Araştırmacılar aynı zamanda adli amaçlı olarak antik DNA alanında yaygın olarak kullanılan yeni analiz yöntemlerini de test ediyorlar. Örneğin, DNA dizisinin yanlış okunmasını önlemek için kimyasal olarak değiştirilmiş nükleotidleri çıkarabilen özel enzimler vardır. Ayrıca belirli dizileri “balıklamak” için DNA yemlerini de kullanabilirler. Yöntem, hedeflenen zenginleştirme olarak biliniyor ve tüm genetik diziyi yeniden oluşturmak için kullanılabilecek çok küçük parçaların geri kazanılmasına olanak tanıyor.

Yanmış kalıntıların DNA analizi

Yangın mağdurları söz konusu olduğunda, özellikle yoğun ve uzun süreli yangınlarda mahsur kalanlarda DNA analizi karmaşıktır. Yüksek sıcaklıklar, nükleotidler de dahil olmak üzere moleküller arasındaki bağların kopmasına neden olur. Bu, DNA’nın parçalanmasına ve sonuçta yok olmasına neden olur.

Sert dokular (kemikler ve dişler) genellikle yangında hayatta kalan tek şey olduğundan, adli tıp araştırmacıları kemiklerin renginin ve bileşiminin sıcaklıkla nasıl değiştiğini araştırmıştır. Araştırma ekibim, insan kemik örneklerinin maruz kaldığı yanma düzeyini sınıflandırmak için bu çifte bilgiyi kullandı.
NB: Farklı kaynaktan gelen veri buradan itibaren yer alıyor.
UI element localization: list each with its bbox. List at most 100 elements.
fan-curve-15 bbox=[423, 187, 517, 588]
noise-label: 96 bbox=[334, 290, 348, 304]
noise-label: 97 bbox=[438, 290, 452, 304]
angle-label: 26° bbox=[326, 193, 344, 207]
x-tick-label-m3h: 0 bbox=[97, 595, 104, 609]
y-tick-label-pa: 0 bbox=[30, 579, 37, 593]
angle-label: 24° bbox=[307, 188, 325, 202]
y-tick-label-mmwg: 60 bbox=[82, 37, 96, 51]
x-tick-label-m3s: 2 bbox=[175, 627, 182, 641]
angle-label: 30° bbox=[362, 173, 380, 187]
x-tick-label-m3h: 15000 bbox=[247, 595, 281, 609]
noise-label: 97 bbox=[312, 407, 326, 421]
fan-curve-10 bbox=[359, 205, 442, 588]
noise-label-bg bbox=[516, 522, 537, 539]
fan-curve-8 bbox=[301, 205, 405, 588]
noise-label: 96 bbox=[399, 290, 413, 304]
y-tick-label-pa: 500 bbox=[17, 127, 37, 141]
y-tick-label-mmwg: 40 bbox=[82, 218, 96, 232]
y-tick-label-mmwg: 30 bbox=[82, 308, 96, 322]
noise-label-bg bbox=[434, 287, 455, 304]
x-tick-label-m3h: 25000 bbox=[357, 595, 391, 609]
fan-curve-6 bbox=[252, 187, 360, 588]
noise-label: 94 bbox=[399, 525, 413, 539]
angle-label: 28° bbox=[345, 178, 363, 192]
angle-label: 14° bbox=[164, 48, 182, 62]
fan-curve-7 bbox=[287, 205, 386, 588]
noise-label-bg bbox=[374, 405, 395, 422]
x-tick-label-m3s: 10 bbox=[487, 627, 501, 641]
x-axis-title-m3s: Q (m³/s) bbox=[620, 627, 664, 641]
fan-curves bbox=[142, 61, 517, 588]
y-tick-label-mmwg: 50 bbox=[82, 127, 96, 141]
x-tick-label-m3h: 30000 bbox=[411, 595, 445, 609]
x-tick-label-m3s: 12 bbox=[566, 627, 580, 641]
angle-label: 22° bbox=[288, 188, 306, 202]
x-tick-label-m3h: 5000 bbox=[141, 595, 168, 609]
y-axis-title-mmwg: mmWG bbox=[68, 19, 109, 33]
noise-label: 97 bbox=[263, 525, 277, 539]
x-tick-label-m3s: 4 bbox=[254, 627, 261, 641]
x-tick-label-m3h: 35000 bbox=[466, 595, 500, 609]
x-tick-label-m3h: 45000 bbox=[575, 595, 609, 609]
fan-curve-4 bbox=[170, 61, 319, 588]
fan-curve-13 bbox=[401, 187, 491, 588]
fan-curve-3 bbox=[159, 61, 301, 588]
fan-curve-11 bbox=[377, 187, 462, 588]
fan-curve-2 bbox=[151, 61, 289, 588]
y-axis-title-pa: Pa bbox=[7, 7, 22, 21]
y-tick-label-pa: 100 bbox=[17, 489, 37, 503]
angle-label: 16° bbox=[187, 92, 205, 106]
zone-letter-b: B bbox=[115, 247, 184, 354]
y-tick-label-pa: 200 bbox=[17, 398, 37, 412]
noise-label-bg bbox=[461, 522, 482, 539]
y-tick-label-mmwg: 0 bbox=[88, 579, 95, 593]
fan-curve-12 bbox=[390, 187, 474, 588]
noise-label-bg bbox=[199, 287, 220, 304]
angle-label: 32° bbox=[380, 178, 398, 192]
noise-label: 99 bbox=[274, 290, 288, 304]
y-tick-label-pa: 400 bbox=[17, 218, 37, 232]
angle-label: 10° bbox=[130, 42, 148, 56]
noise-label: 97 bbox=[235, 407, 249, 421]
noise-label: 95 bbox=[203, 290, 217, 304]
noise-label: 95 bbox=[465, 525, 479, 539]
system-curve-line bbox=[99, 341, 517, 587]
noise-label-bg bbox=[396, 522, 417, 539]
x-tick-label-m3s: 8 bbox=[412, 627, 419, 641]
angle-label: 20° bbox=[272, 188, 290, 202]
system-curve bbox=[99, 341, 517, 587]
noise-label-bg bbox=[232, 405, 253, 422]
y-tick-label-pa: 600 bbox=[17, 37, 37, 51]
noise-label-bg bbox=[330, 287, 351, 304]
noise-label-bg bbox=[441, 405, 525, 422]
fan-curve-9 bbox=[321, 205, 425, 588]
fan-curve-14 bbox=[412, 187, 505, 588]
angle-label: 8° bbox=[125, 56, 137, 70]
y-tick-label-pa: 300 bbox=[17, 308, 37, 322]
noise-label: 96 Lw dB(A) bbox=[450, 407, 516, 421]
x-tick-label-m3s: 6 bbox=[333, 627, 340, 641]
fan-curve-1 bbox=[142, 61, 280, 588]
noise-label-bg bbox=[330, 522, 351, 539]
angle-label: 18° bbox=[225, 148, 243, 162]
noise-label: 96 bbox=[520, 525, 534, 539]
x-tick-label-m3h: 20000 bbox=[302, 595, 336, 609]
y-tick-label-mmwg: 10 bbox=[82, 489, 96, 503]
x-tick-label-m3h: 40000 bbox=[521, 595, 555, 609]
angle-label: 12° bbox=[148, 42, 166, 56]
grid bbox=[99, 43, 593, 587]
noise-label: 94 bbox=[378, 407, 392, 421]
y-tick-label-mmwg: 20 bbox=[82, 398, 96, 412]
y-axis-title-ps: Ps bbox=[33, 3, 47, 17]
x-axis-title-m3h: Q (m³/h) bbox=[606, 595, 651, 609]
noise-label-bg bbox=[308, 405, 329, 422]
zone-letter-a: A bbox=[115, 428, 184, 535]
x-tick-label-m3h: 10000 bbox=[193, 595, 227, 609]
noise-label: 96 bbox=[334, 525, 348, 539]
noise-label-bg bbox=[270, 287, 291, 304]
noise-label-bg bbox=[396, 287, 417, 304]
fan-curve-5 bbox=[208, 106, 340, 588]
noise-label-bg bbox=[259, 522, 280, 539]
Böylece, kemikler 350°C ile 550°C arasındaki sıcaklıklara ulaştığında DNA bozulmasının önemli bir noktaya ulaştığını tespit ettik. Bunun ne anlama geldiğine dair bir fikir edinmek için, ticari kremasyon 30 ila 120 dakika boyunca 760°C ila 871°C’ye ulaşır.

Lahaina'daki yangından sağ kurtulan iki kişi yol kenarında kucaklaşıyor, bir başka kurtulan da yanlarında duruyor.
Bir felaketten sonra mağdurların tespit edilmesi sevdiklerinizin yas tutmasını kolaylaştırabilir.
AP Fotoğrafı/Jae C. Hong

Ekibimiz ayrıca kısa tandem tekrarlardan veya mitokondriyal DNA dizisi verilerinden yüksek kaliteli veri üretme olasılığının 550°C’nin üzerindeki sıcaklıklarda önemli ölçüde azaldığını buldu.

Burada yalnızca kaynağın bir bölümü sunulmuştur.